Personal information
- Full name: William Brent Steytler
- Born: 29 April 1947 (age 79) São Paulo, Brazil
- Batting: Left-handed
- Bowling: Left-arm orthodox

Domestic team information
- 1968–1978: Northern Transvaal
- Source: CricketArchive, 5 August 2016

= Bill Steytler =

Brazilian-born South African cricketer (born 1947)

William Brent Steytler (born 29 April 1947) is a former South African cricketer who played for Northern Transvaal in South African domestic cricket. He was a left-arm orthodox bowler. His father is South African and his mother is Brazilian.

Steytler was born in São Paulo, Brazil, but was raised in Pretoria, South Africa, attending Pretoria Boys High School. He made his first-class debut for North Eastern Transvaal in December 1968, in a Currie Cup game against Western Province. He played another three Currie Cup matches the following season, but none at all over the two subsequent seasons. Returning to the Northern Transvaal line-up for the 1972–73 season, Steytler took a maiden first-class five-wicket haul, 5/79 against Griqualand West. He also made his first limited-overs appearances, although with little success.
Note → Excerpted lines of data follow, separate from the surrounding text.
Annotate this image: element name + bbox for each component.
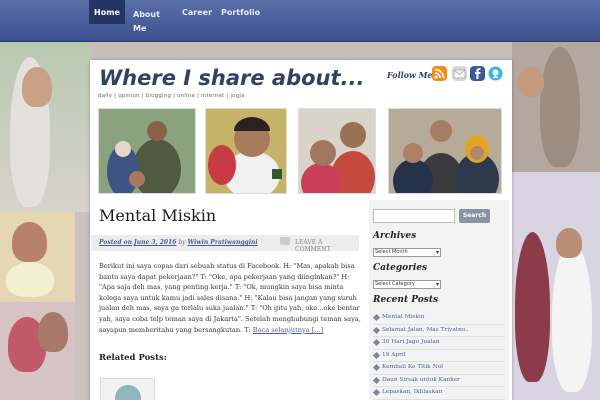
email-icon[interactable] (452, 66, 467, 81)
site-title[interactable]: Where I share about... (99, 66, 364, 90)
list-item[interactable]: Lepaskan, Ikhlaskan (372, 387, 505, 400)
related-posts-heading: Related Posts: (99, 353, 167, 363)
recent-post-link[interactable]: 19 April (382, 352, 406, 358)
rss-icon[interactable] (432, 66, 447, 81)
list-item[interactable]: Kembali Ke Titik Nol (372, 362, 505, 375)
recent-posts-heading: Recent Posts (373, 295, 439, 305)
recent-posts-list: Mental Miskin Selamat Jalan, Mas Triyatn… (372, 312, 505, 400)
header-photo-4 (388, 108, 502, 194)
post-title[interactable]: Mental Miskin (99, 206, 216, 225)
archives-heading: Archives (373, 231, 417, 241)
search-input[interactable] (373, 209, 455, 223)
post-excerpt: Berikut ini saya copas dari sebuah statu… (99, 261, 361, 335)
bullet-icon (372, 376, 381, 384)
excerpt-text: Berikut ini saya copas dari sebuah statu… (99, 262, 361, 334)
twitter-icon[interactable] (488, 66, 503, 81)
recent-post-link[interactable]: Selamat Jalan, Mas Triyatno.. (382, 327, 469, 333)
main-content: Where I share about... daily | opinion |… (90, 60, 512, 400)
by-label: by (178, 239, 186, 246)
list-item[interactable]: 30 Hari Jago Jualan (372, 337, 505, 350)
categories-heading: Categories (373, 263, 428, 273)
recent-post-link[interactable]: Lepaskan, Ikhlaskan (382, 389, 442, 395)
recent-post-link[interactable]: Daun Sirsak untuk Kanker (382, 377, 460, 383)
recent-post-link[interactable]: Mental Miskin (382, 314, 424, 320)
author-link[interactable]: Wiwin Pratiwanggini (188, 239, 258, 246)
follow-me-label: Follow Me (387, 70, 433, 80)
posted-on-prefix: Posted on (99, 239, 132, 246)
bullet-icon (372, 351, 381, 359)
list-item[interactable]: 19 April (372, 350, 505, 362)
leave-comment-link[interactable]: LEAVE A COMMENT (295, 239, 359, 253)
list-item[interactable]: Mental Miskin (372, 312, 505, 325)
recent-post-link[interactable]: Kembali Ke Titik Nol (382, 364, 443, 370)
site-tagline: daily | opinion | blogging | online | in… (98, 93, 245, 99)
archives-select[interactable]: Select Month (373, 248, 441, 257)
header-photo-2 (205, 108, 287, 194)
list-item[interactable]: Daun Sirsak untuk Kanker (372, 375, 505, 387)
categories-select[interactable]: Select Category (373, 280, 441, 289)
nav-career[interactable]: Career (182, 0, 212, 42)
read-more-link[interactable]: Baca selanjutnya [...] (253, 326, 323, 334)
header-photo-3 (298, 108, 376, 194)
facebook-icon[interactable] (470, 66, 485, 81)
top-navigation: Home About Me Career Portfolio (0, 0, 600, 42)
bullet-icon (372, 388, 381, 397)
post-meta: Posted on June 3, 2016 by Wiwin Pratiwan… (91, 235, 359, 253)
header-photo-1 (98, 108, 196, 194)
bullet-icon (372, 313, 381, 322)
sidebar: Search Archives Select Month Categories … (369, 200, 509, 400)
nav-about-me[interactable]: About Me (133, 0, 169, 42)
comment-icon (280, 237, 290, 245)
search-button[interactable]: Search (459, 209, 490, 223)
bullet-icon (372, 363, 381, 372)
related-post-thumbnail[interactable] (100, 378, 155, 400)
post-date-link[interactable]: June 3, 2016 (134, 239, 177, 246)
bullet-icon (372, 326, 381, 334)
nav-home[interactable]: Home (89, 0, 125, 24)
bullet-icon (372, 338, 381, 347)
nav-portfolio[interactable]: Portfolio (221, 0, 260, 42)
recent-post-link[interactable]: 30 Hari Jago Jualan (382, 339, 440, 345)
list-item[interactable]: Selamat Jalan, Mas Triyatno.. (372, 325, 505, 337)
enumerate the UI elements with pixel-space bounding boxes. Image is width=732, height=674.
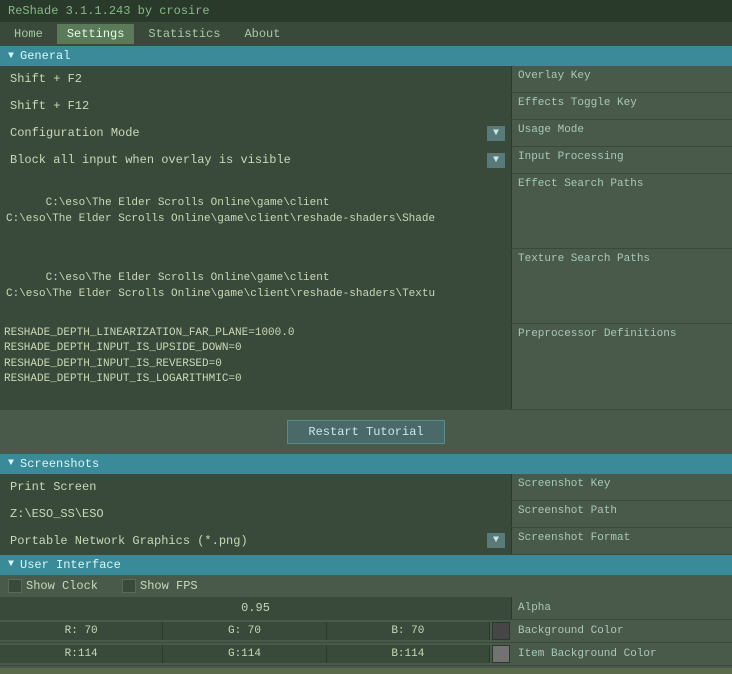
bg-r-value: R: 70 bbox=[65, 625, 98, 637]
nav-about[interactable]: About bbox=[234, 24, 290, 44]
bg-g-cell[interactable]: G: 70 bbox=[163, 622, 326, 640]
alpha-label: Alpha bbox=[518, 602, 551, 614]
background-color-row: R: 70 G: 70 B: 70 Background Color bbox=[0, 620, 732, 643]
bg-b-value: B: 70 bbox=[391, 625, 424, 637]
alpha-row: 0.95 Alpha bbox=[0, 597, 732, 620]
overlay-key-row: Overlay Key bbox=[0, 66, 732, 93]
bg-g-value: G: 70 bbox=[228, 625, 261, 637]
input-processing-dropdown[interactable]: Block all input when overlay is visible … bbox=[6, 151, 505, 169]
active-item-color-row: R: 51 G:128 B:153 Active Item Color bbox=[0, 666, 732, 668]
restart-tutorial-button[interactable]: Restart Tutorial bbox=[287, 420, 444, 444]
alpha-value: 0.95 bbox=[241, 601, 270, 615]
screenshots-collapse-icon: ▼ bbox=[8, 458, 14, 469]
screenshot-format-arrow-icon: ▼ bbox=[487, 533, 505, 548]
item-bg-g-cell[interactable]: G:114 bbox=[163, 645, 326, 663]
usage-mode-row: Configuration Mode ▼ Usage Mode bbox=[0, 120, 732, 147]
item-bg-r-value: R:114 bbox=[65, 648, 98, 660]
item-bg-color-swatch bbox=[492, 645, 510, 663]
show-fps-label: Show FPS bbox=[140, 579, 198, 593]
general-section-header[interactable]: ▼ General bbox=[0, 46, 732, 66]
nav-home[interactable]: Home bbox=[4, 24, 53, 44]
title-bar: ReShade 3.1.1.243 by crosire bbox=[0, 0, 732, 22]
screenshot-format-label: Screenshot Format bbox=[518, 532, 630, 544]
item-bg-r-cell[interactable]: R:114 bbox=[0, 645, 163, 663]
main-content: ▼ General Overlay Key Effects Toggle Key… bbox=[0, 46, 732, 668]
effects-toggle-input[interactable] bbox=[6, 97, 505, 115]
usage-mode-label: Usage Mode bbox=[518, 124, 584, 136]
item-bg-color-row: R:114 G:114 B:114 Item Background Color bbox=[0, 643, 732, 666]
ui-collapse-icon: ▼ bbox=[8, 559, 14, 570]
bg-b-cell[interactable]: B: 70 bbox=[327, 622, 490, 640]
texture-search-paths-row: C:\eso\The Elder Scrolls Online\game\cli… bbox=[0, 249, 732, 324]
show-clock-label: Show Clock bbox=[26, 579, 98, 593]
screenshot-format-row: Portable Network Graphics (*.png) ▼ Scre… bbox=[0, 528, 732, 555]
restart-tutorial-container: Restart Tutorial bbox=[0, 410, 732, 454]
item-bg-g-value: G:114 bbox=[228, 648, 261, 660]
input-processing-arrow-icon: ▼ bbox=[487, 153, 505, 168]
show-fps-box bbox=[122, 579, 136, 593]
general-collapse-icon: ▼ bbox=[8, 51, 14, 62]
screenshots-section-header[interactable]: ▼ Screenshots bbox=[0, 454, 732, 474]
item-bg-b-value: B:114 bbox=[391, 648, 424, 660]
effects-toggle-row: Effects Toggle Key bbox=[0, 93, 732, 120]
show-clock-box bbox=[8, 579, 22, 593]
preprocessor-label: Preprocessor Definitions bbox=[518, 328, 676, 340]
screenshot-format-value: Portable Network Graphics (*.png) bbox=[6, 532, 487, 550]
preprocessor-textarea[interactable]: RESHADE_DEPTH_LINEARIZATION_FAR_PLANE=10… bbox=[0, 324, 511, 405]
effect-search-paths-label: Effect Search Paths bbox=[518, 178, 643, 190]
nav-statistics[interactable]: Statistics bbox=[138, 24, 230, 44]
bg-color-swatch bbox=[492, 622, 510, 640]
screenshot-key-input[interactable] bbox=[6, 478, 505, 496]
effects-toggle-label: Effects Toggle Key bbox=[518, 97, 637, 109]
texture-search-paths-value: C:\eso\The Elder Scrolls Online\game\cli… bbox=[6, 272, 435, 301]
ui-checkboxes-row: Show Clock Show FPS bbox=[0, 575, 732, 597]
screenshots-header-label: Screenshots bbox=[20, 457, 99, 471]
bg-r-cell[interactable]: R: 70 bbox=[0, 622, 163, 640]
input-processing-row: Block all input when overlay is visible … bbox=[0, 147, 732, 174]
screenshot-format-dropdown[interactable]: Portable Network Graphics (*.png) ▼ bbox=[6, 532, 505, 550]
ui-section-header[interactable]: ▼ User Interface bbox=[0, 555, 732, 575]
screenshot-path-row: Screenshot Path bbox=[0, 501, 732, 528]
screenshot-key-label: Screenshot Key bbox=[518, 478, 610, 490]
texture-search-paths-label: Texture Search Paths bbox=[518, 253, 650, 265]
effect-search-paths-value: C:\eso\The Elder Scrolls Online\game\cli… bbox=[6, 197, 435, 226]
input-processing-label: Input Processing bbox=[518, 151, 624, 163]
preprocessor-row: RESHADE_DEPTH_LINEARIZATION_FAR_PLANE=10… bbox=[0, 324, 732, 410]
overlay-key-label: Overlay Key bbox=[518, 70, 591, 82]
show-fps-checkbox[interactable]: Show FPS bbox=[122, 579, 198, 593]
screenshot-path-label: Screenshot Path bbox=[518, 505, 617, 517]
title-text: ReShade 3.1.1.243 by crosire bbox=[8, 4, 210, 18]
show-clock-checkbox[interactable]: Show Clock bbox=[8, 579, 98, 593]
usage-mode-dropdown[interactable]: Configuration Mode ▼ bbox=[6, 124, 505, 142]
bg-color-label: Background Color bbox=[518, 625, 624, 637]
input-processing-value: Block all input when overlay is visible bbox=[6, 151, 487, 169]
effect-search-paths-row: C:\eso\The Elder Scrolls Online\game\cli… bbox=[0, 174, 732, 249]
item-bg-color-label: Item Background Color bbox=[518, 648, 657, 660]
overlay-key-input[interactable] bbox=[6, 70, 505, 88]
general-header-label: General bbox=[20, 49, 70, 63]
nav-settings[interactable]: Settings bbox=[57, 24, 135, 44]
item-bg-b-cell[interactable]: B:114 bbox=[327, 645, 490, 663]
usage-mode-value: Configuration Mode bbox=[6, 124, 487, 142]
screenshot-path-input[interactable] bbox=[6, 505, 505, 523]
nav-bar: Home Settings Statistics About bbox=[0, 22, 732, 46]
screenshot-key-row: Screenshot Key bbox=[0, 474, 732, 501]
ui-header-label: User Interface bbox=[20, 558, 121, 572]
usage-mode-arrow-icon: ▼ bbox=[487, 126, 505, 141]
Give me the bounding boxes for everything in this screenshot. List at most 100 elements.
After the 1974–75 season, where Steytler made only two appearances for Northern Transvaal, he did not reappear until the 1977–78 season. Against Transvaal B in what was to be his final first-class appearance, he took a career-best 5/71, including the wicket of future South African international Ray Jennings. Steytler's final match for Northern Transvaal was a limited-overs game against Transvaal in October 1978.